In the cell below, we use the `withWatermark` and `window` methods, which aren't covered in this course. 

In [29]:
# TODO
from pyspark.sql.functions import hour, window, col

countsDF = (deltaStreamWithTimestampDF      
  .withWatermark("event_time", "180 minutes")
  .groupBy(window("event_time", "60 minute"), "gt")
  .count()
)

display(countsDF.withColumn('hour',hour(col('window.start'))), streamName = myStreamName)

window,gt,count,hour
"List(2015-02-23T10:00:00.000+0000, 2015-02-23T11:00:00.000+0000)",walk,14268,10
"List(2015-02-23T10:00:00.000+0000, 2015-02-23T11:00:00.000+0000)",stairsup,8685,10
"List(2015-02-24T13:00:00.000+0000, 2015-02-24T14:00:00.000+0000)",sit,9827,13
"List(2015-02-24T13:00:00.000+0000, 2015-02-24T14:00:00.000+0000)",,10909,13
"List(2015-02-23T14:00:00.000+0000, 2015-02-23T15:00:00.000+0000)",stairsdown,9576,14
"List(2015-02-24T13:00:00.000+0000, 2015-02-24T14:00:00.000+0000)",walk,14589,13
"List(2015-02-23T10:00:00.000+0000, 2015-02-23T11:00:00.000+0000)",bike,10008,10
"List(2015-02-24T14:00:00.000+0000, 2015-02-24T15:00:00.000+0000)",bike,27422,14
"List(2015-02-24T14:00:00.000+0000, 2015-02-24T15:00:00.000+0000)",walk,14220,14
"List(2015-02-23T13:00:00.000+0000, 2015-02-23T14:00:00.000+0000)",stairsdown,9403,13


In [30]:
untilStreamIsReady(myStreamName)

In [31]:
# TEST - Run this cell to test your solution.
schemaStr = str(countsDF.schema)

dbTest("Assertion #1", 3, len(countsDF.columns))
dbTest("Assertion #2", True, "(gt,StringType,true)" in schemaStr) 
dbTest("Assertion #3", True, "(count,LongType,false)" in schemaStr) 

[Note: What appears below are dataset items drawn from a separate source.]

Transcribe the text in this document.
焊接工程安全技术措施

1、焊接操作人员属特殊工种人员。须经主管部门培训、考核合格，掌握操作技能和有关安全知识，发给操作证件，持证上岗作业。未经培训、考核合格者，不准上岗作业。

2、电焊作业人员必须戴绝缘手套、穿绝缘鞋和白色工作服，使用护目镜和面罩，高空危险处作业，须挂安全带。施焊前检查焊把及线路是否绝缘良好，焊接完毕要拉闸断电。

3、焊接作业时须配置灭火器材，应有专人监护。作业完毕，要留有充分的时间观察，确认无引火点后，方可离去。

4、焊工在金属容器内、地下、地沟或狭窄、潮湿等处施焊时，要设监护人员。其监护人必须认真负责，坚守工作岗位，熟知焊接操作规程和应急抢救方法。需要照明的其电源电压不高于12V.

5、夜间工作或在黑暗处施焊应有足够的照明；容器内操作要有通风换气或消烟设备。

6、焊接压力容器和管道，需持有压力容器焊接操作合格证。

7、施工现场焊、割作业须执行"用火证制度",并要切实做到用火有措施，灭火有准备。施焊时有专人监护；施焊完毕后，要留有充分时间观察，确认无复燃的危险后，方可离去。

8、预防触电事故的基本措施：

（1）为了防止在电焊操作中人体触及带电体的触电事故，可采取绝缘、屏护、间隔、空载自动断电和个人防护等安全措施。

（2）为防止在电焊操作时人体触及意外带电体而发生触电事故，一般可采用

dbTest("Assertion #5", True, "window,StructType" in schemaStr)
dbTest("Assertion #6", True, "(start,TimestampType,true)" in schemaStr) 
dbTest("Assertion #7", True, "(end,TimestampType,true)" in schemaStr) 

print("Tests passed!")

In [32]:
stopAllStreams()

In [34]:
%run "./Includes/Classroom-Cleanup"

## Review Questions
**Q:** Why is Databricks Delta so important for a data lake that incorporates streaming data?<br>
**A:** Frequent meta data refreshes, table repairs and accumulation of small files on a secondly- or minutely-basis!

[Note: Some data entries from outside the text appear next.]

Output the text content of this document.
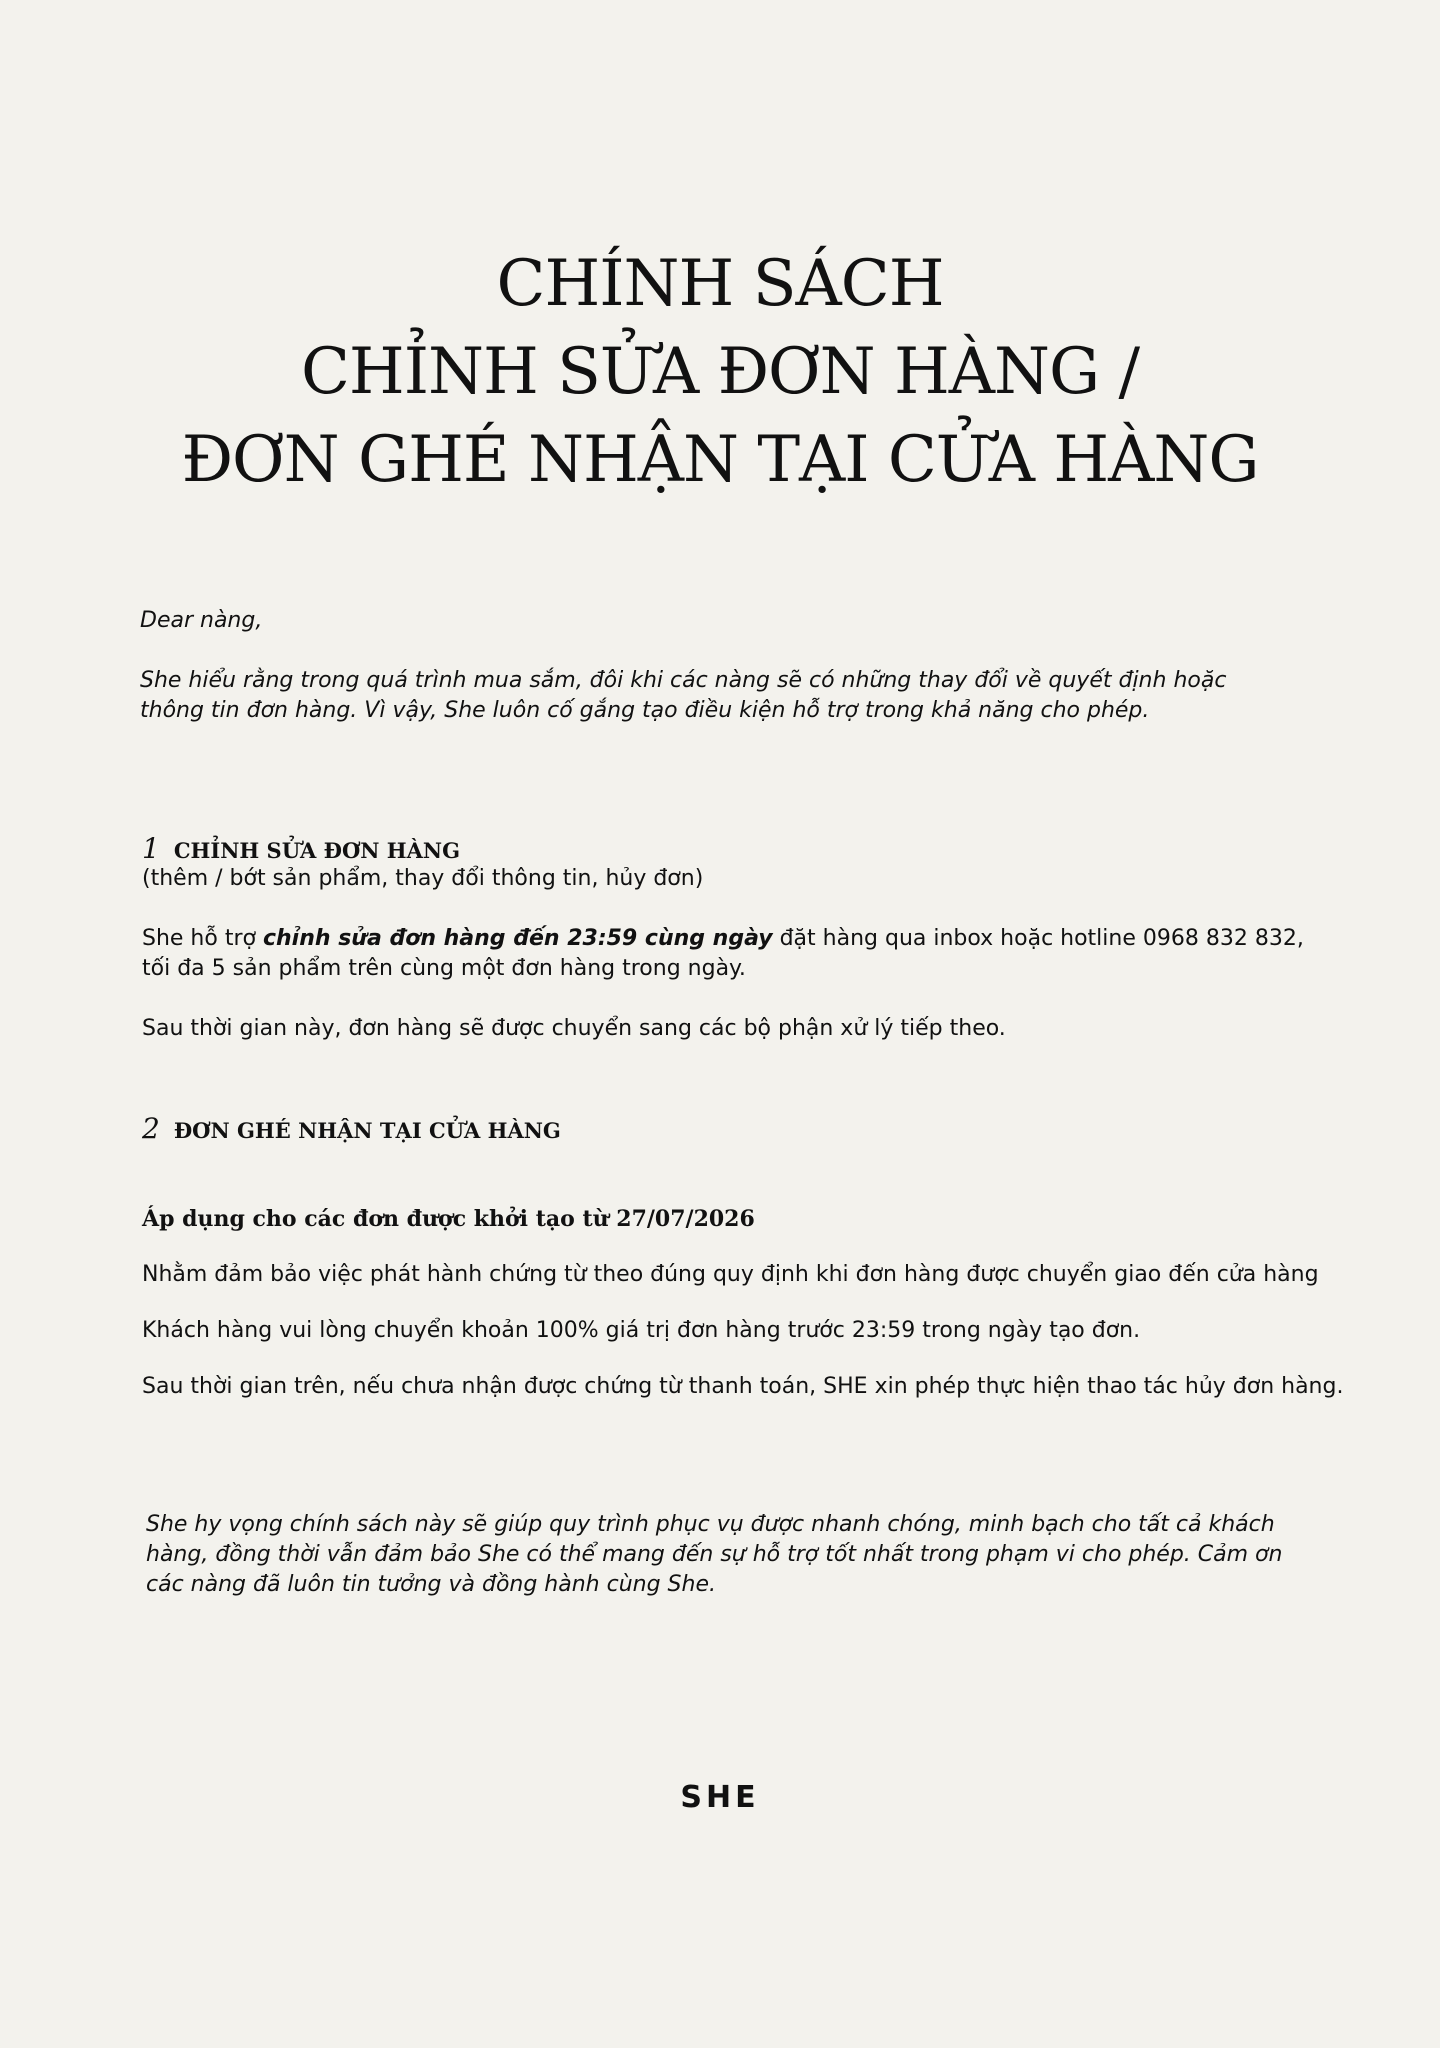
CHÍNH SÁCH
CHỈNH SỬA ĐƠN HÀNG /
ĐƠN GHÉ NHẬN TẠI CỬA HÀNG

Dear nàng,

She hiểu rằng trong quá trình mua sắm, đôi khi các nàng sẽ có những thay đổi về quyết định hoặc
thông tin đơn hàng. Vì vậy, She luôn cố gắng tạo điều kiện hỗ trợ trong khả năng cho phép.

1 CHỈNH SỬA ĐƠN HÀNG

(thêm / bớt sản phẩm, thay đổi thông tin, hủy đơn)

She hỗ trợ chỉnh sửa đơn hàng đến 23:59 cùng ngày đặt hàng qua inbox hoặc hotline 0968 832 832,
tối đa 5 sản phẩm trên cùng một đơn hàng trong ngày.

Sau thời gian này, đơn hàng sẽ được chuyển sang các bộ phận xử lý tiếp theo.

2 ĐƠN GHÉ NHẬN TẠI CỬA HÀNG

Áp dụng cho các đơn được khởi tạo từ 27/07/2026

Nhằm đảm bảo việc phát hành chứng từ theo đúng quy định khi đơn hàng được chuyển giao đến cửa hàng

Khách hàng vui lòng chuyển khoản 100% giá trị đơn hàng trước 23:59 trong ngày tạo đơn.

Sau thời gian trên, nếu chưa nhận được chứng từ thanh toán, SHE xin phép thực hiện thao tác hủy đơn hàng.

She hy vọng chính sách này sẽ giúp quy trình phục vụ được nhanh chóng, minh bạch cho tất cả khách
hàng, đồng thời vẫn đảm bảo She có thể mang đến sự hỗ trợ tốt nhất trong phạm vi cho phép. Cảm ơn
các nàng đã luôn tin tưởng và đồng hành cùng She.

SHE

**Q:** What happens if you shut off your stream before it has fully initialized and started and you try to `CREATE TABLE .. USING DELTA` ? <br>
**A:** You will get this: `Error in SQL statement: AnalysisException: The user specified schema is empty;`.

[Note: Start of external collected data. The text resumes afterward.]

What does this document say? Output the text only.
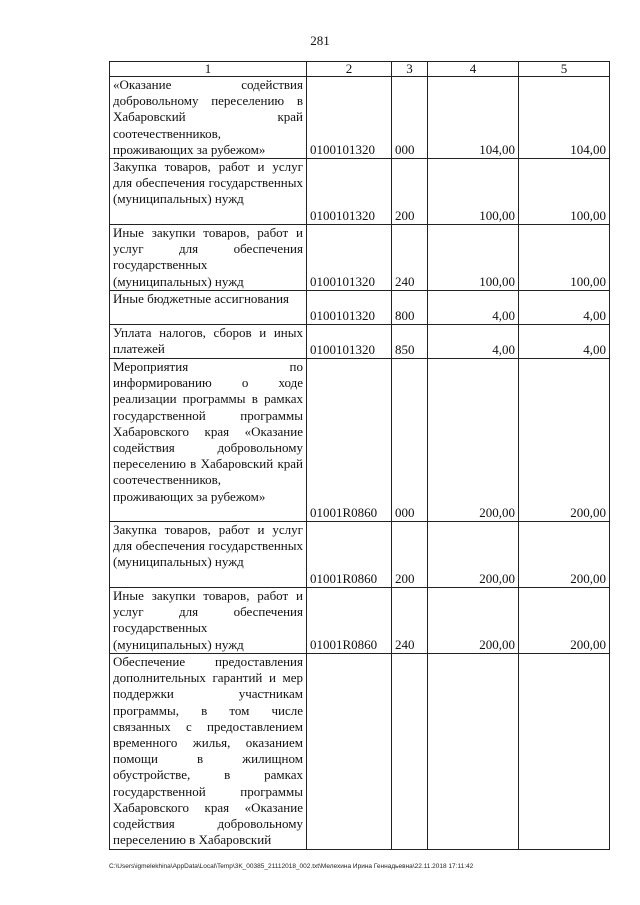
281
1	2	3	4	5
«Оказание содействия добровольному переселению в Хабаровский край соотечественников, проживающих за рубежом»	0100101320	000	104,00	104,00
Закупка товаров, работ и услуг для обеспечения государственных (муниципальных) нужд	0100101320	200	100,00	100,00
Иные закупки товаров, работ и услуг для обеспечения государственных (муниципальных) нужд	0100101320	240	100,00	100,00
Иные бюджетные ассигнования	0100101320	800	4,00	4,00
Уплата налогов, сборов и иных платежей	0100101320	850	4,00	4,00
Мероприятия по информированию о ходе реализации программы в рамках государственной программы Хабаровского края «Оказание содействия добровольному переселению в Хабаровский край соотечественников, проживающих за рубежом»	01001R0860	000	200,00	200,00
Закупка товаров, работ и услуг для обеспечения государственных (муниципальных) нужд	01001R0860	200	200,00	200,00
Иные закупки товаров, работ и услуг для обеспечения государственных (муниципальных) нужд	01001R0860	240	200,00	200,00
Обеспечение предоставления дополнительных гарантий и мер поддержки участникам программы, в том числе связанных с предоставлением временного жилья, оказанием помощи в жилищном обустройстве, в рамках государственной программы Хабаровского края «Оказание содействия добровольному переселению в Хабаровский				
C:\Users\igmelekhina\AppData\Local\Temp\3K_00385_21112018_002.txt\Мелехина Ирина Геннадьевна\22.11.2018 17:11:42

**Q:** When you do a write stream command, what does this option do `outputMode("append")` ?<br>
**A:** This option takes on the following values and their respective meanings:
* <b>append</b>: add only new records to output sink
* <b>complete</b>: rewrite full output - applicable to aggregations operations
* <b>update</b>: update changed records in place

**Q:** What happens if you do not specify `option("checkpointLocation", pointer-to-checkpoint directory)`?<br>
**A:** When the streaming job stops, you lose all state around your streaming job and upon restart, you start from scratch.

**Q:** How do you view the list of active streams?<br>
**A:** Invoke `spark.streams.active`.

**Q:** How do you verify whether `streamingQuery` is running (boolean output)?<br>
**A:** Invoke `spark.streams.get(streamingQuery.id).isActive`.